Kebocoran kedua datang dari biaya kecil yang dianggap sepele: kemasan daun atau wadah food grade, stiker label, biaya transfer, dan ongkos kirim area jauh. Kalau item ini tidak masuk ke harga, margin habis di belakang layar.
Rumus harga minimum paket Galungan-Kuningan
Gunakan rumus ini sebelum membuka preorder:
totalBiayaPaket = bahan + kemasan + tenaga + utilitas + distribusi + susut + biayaPembayaran
hargaJualMinimum = totalBiayaPaket / targetFoodCost
Untuk usaha kuliner kecil-menengah di Bali, target food cost 33%-36% umumnya lebih aman pada periode ramai.
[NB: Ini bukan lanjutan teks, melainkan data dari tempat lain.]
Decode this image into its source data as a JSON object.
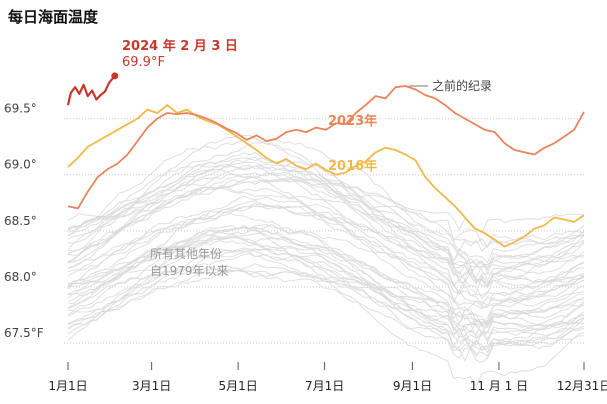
{
  "title": "每日海面温度",
  "colors": {
    "y2024": "#c9372c",
    "y2023": "#e8855a",
    "y2016": "#f0b94a",
    "other": "#d9d9d9",
    "grid": "#d0d0d0"
  },
  "chart_data": {
    "type": "line",
    "title": "每日海面温度",
    "xlabel": "",
    "ylabel": "",
    "x_ticks": [
      "1月1日",
      "3月1日",
      "5月1日",
      "7月1日",
      "9月1日",
      "11 月 1 日",
      "12月31日"
    ],
    "x_tick_days": [
      1,
      60,
      121,
      182,
      244,
      305,
      365
    ],
    "y_ticks": [
      "69.5°",
      "69.0°",
      "68.5°",
      "68.0°",
      "67.5°F"
    ],
    "y_tick_values": [
      69.5,
      69.0,
      68.5,
      68.0,
      67.5
    ],
    "ylim": [
      67.35,
      70.2
    ],
    "xlim": [
      1,
      365
    ],
    "grid": "horizontal",
    "series": [
      {
        "name": "2024年2月3日",
        "key": "y2024",
        "annotation": "2024 年 2 月 3 日",
        "value_label": "69.9°F",
        "x": [
          1,
          3,
          6,
          9,
          12,
          15,
          18,
          21,
          24,
          27,
          30,
          34
        ],
        "values": [
          69.62,
          69.73,
          69.78,
          69.72,
          69.8,
          69.7,
          69.75,
          69.67,
          69.71,
          69.74,
          69.82,
          69.88
        ]
      },
      {
        "name": "2023年",
        "key": "y2023",
        "annotation": "之前的纪录",
        "x": [
          1,
          8,
          15,
          22,
          29,
          36,
          43,
          50,
          57,
          64,
          71,
          78,
          85,
          92,
          99,
          106,
          113,
          120,
          127,
          134,
          141,
          148,
          155,
          162,
          169,
          176,
          183,
          190,
          197,
          204,
          211,
          218,
          225,
          232,
          239,
          246,
          253,
          260,
          267,
          274,
          281,
          288,
          295,
          302,
          309,
          316,
          323,
          330,
          337,
          344,
          351,
          358,
          365
        ],
        "values": [
          68.72,
          68.7,
          68.85,
          68.98,
          69.05,
          69.1,
          69.18,
          69.3,
          69.42,
          69.5,
          69.55,
          69.54,
          69.55,
          69.53,
          69.5,
          69.46,
          69.41,
          69.37,
          69.31,
          69.35,
          69.3,
          69.32,
          69.38,
          69.4,
          69.38,
          69.42,
          69.4,
          69.46,
          69.45,
          69.55,
          69.62,
          69.7,
          69.68,
          69.78,
          69.79,
          69.76,
          69.71,
          69.68,
          69.62,
          69.55,
          69.5,
          69.45,
          69.4,
          69.38,
          69.28,
          69.22,
          69.2,
          69.18,
          69.24,
          69.28,
          69.34,
          69.4,
          69.56
        ]
      },
      {
        "name": "2016年",
        "key": "y2016",
        "x": [
          1,
          8,
          15,
          22,
          29,
          36,
          43,
          50,
          57,
          64,
          71,
          78,
          85,
          92,
          99,
          106,
          113,
          120,
          127,
          134,
          141,
          148,
          155,
          162,
          169,
          176,
          183,
          190,
          197,
          204,
          211,
          218,
          225,
          232,
          239,
          246,
          253,
          260,
          267,
          274,
          281,
          288,
          295,
          302,
          309,
          316,
          323,
          330,
          337,
          344,
          351,
          358,
          365
        ],
        "values": [
          69.07,
          69.15,
          69.25,
          69.3,
          69.35,
          69.4,
          69.45,
          69.5,
          69.58,
          69.55,
          69.62,
          69.55,
          69.58,
          69.52,
          69.48,
          69.45,
          69.4,
          69.34,
          69.28,
          69.22,
          69.15,
          69.1,
          69.14,
          69.08,
          69.05,
          69.1,
          69.04,
          69.0,
          69.02,
          69.08,
          69.12,
          69.2,
          69.24,
          69.22,
          69.18,
          69.13,
          68.98,
          68.88,
          68.8,
          68.72,
          68.62,
          68.52,
          68.48,
          68.42,
          68.36,
          68.4,
          68.45,
          68.52,
          68.55,
          68.62,
          68.6,
          68.58,
          68.64
        ]
      }
    ],
    "background": {
      "label_line1": "所有其他年份",
      "label_line2": "自1979年以来",
      "description_count": 43
    }
  }
}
Contoh hitung: paket keluarga 4 orang
Misalnya kamu menjual paket keluarga berisi lawar, sate lilit, tum ayam, sambal, dan nasi.
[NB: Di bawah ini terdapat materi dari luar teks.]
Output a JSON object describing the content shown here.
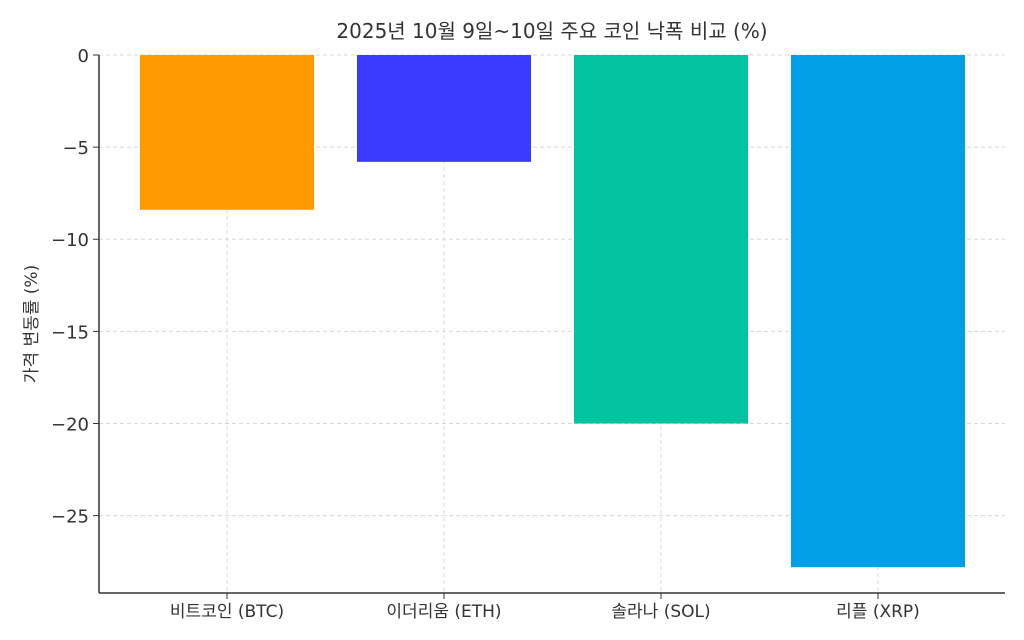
{
  "chart_data": {
    "type": "bar",
    "title": "2025년 10월 9일~10일 주요 코인 낙폭 비교 (%)",
    "xlabel": "",
    "ylabel": "가격 변동률 (%)",
    "categories": [
      "비트코인 (BTC)",
      "이더리움 (ETH)",
      "솔라나 (SOL)",
      "리플 (XRP)"
    ],
    "values": [
      -8.4,
      -5.8,
      -20.0,
      -27.8
    ],
    "colors": [
      "#FF9900",
      "#3B3BFF",
      "#00C49F",
      "#00A0E6"
    ],
    "ylim": [
      -29.2,
      0
    ],
    "yticks": [
      0,
      -5,
      -10,
      -15,
      -20,
      -25
    ],
    "ytick_labels": [
      "0",
      "−5",
      "−10",
      "−15",
      "−20",
      "−25"
    ],
    "grid": true,
    "legend": "none"
  }
}
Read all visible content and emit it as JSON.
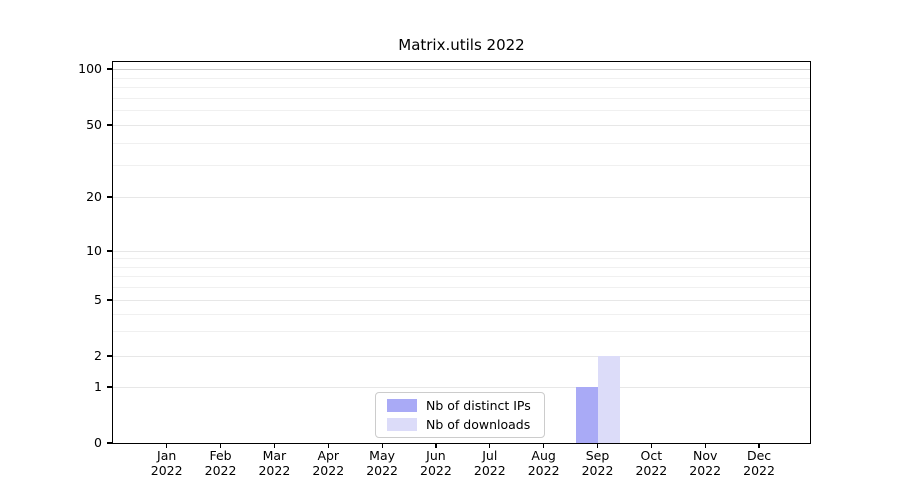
{
  "chart_data": {
    "type": "bar",
    "title": "Matrix.utils 2022",
    "xlabel": "",
    "ylabel": "",
    "categories": [
      {
        "month": "Jan",
        "year": "2022"
      },
      {
        "month": "Feb",
        "year": "2022"
      },
      {
        "month": "Mar",
        "year": "2022"
      },
      {
        "month": "Apr",
        "year": "2022"
      },
      {
        "month": "May",
        "year": "2022"
      },
      {
        "month": "Jun",
        "year": "2022"
      },
      {
        "month": "Jul",
        "year": "2022"
      },
      {
        "month": "Aug",
        "year": "2022"
      },
      {
        "month": "Sep",
        "year": "2022"
      },
      {
        "month": "Oct",
        "year": "2022"
      },
      {
        "month": "Nov",
        "year": "2022"
      },
      {
        "month": "Dec",
        "year": "2022"
      }
    ],
    "series": [
      {
        "name": "Nb of distinct IPs",
        "color": "#a9aaf6",
        "values": [
          0,
          0,
          0,
          0,
          0,
          0,
          0,
          0,
          1,
          0,
          0,
          0
        ]
      },
      {
        "name": "Nb of downloads",
        "color": "#dcdcf9",
        "values": [
          0,
          0,
          0,
          0,
          0,
          0,
          0,
          0,
          2,
          0,
          0,
          0
        ]
      }
    ],
    "y_axis": {
      "scale": "symlog",
      "ticks": [
        0,
        1,
        2,
        5,
        10,
        20,
        50,
        100
      ],
      "minor_ticks": [
        3,
        4,
        6,
        7,
        8,
        9,
        30,
        40,
        60,
        70,
        80,
        90
      ],
      "range": [
        0,
        110
      ]
    },
    "grid": "horizontal, major and minor, light gray",
    "legend_position": "lower center inside plot"
  }
}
| Komponen | Biaya per paket |
|---|---|
| Bahan utama + bumbu base | Rp142.000 |
| Lauk pendamping + pelengkap | Rp43.000 |
| Kemasan + tas + label | Rp17.000 |
| Tenaga prep dan packing | Rp34.000 |
| Utilitas dapur | Rp8.000 |
| Distribusi lokal | Rp10.000 |
| Susut/buffer | Rp12.000 |
| Biaya pembayaran | Rp7.000 |
| Total biaya paket | Rp273.000 |
Jika target food cost kamu 34%, maka:
Rp273.000 ÷ 0,34 = Rp802.941
Artinya harga aman ada di kisaran Rp805.000-Rp845.000 per paket, tergantung radius kirim dan kompleksitas menu.
Aturan operasional yang sebaiknya dikunci
Kunci 2 paket inti saja, misalnya paket hemat dan paket keluarga. Ini membuat belanja bahan lebih efisien dan mengurangi risiko kehabisan komponen kecil di tengah produksi.
Pisahkan juga slot pengiriman. Area dekat bisa dibuat slot pagi-siang, area lebih jauh slot siang-sore. Pola ini sederhana, tetapi efektif menjaga ritme dapur di hari puncak.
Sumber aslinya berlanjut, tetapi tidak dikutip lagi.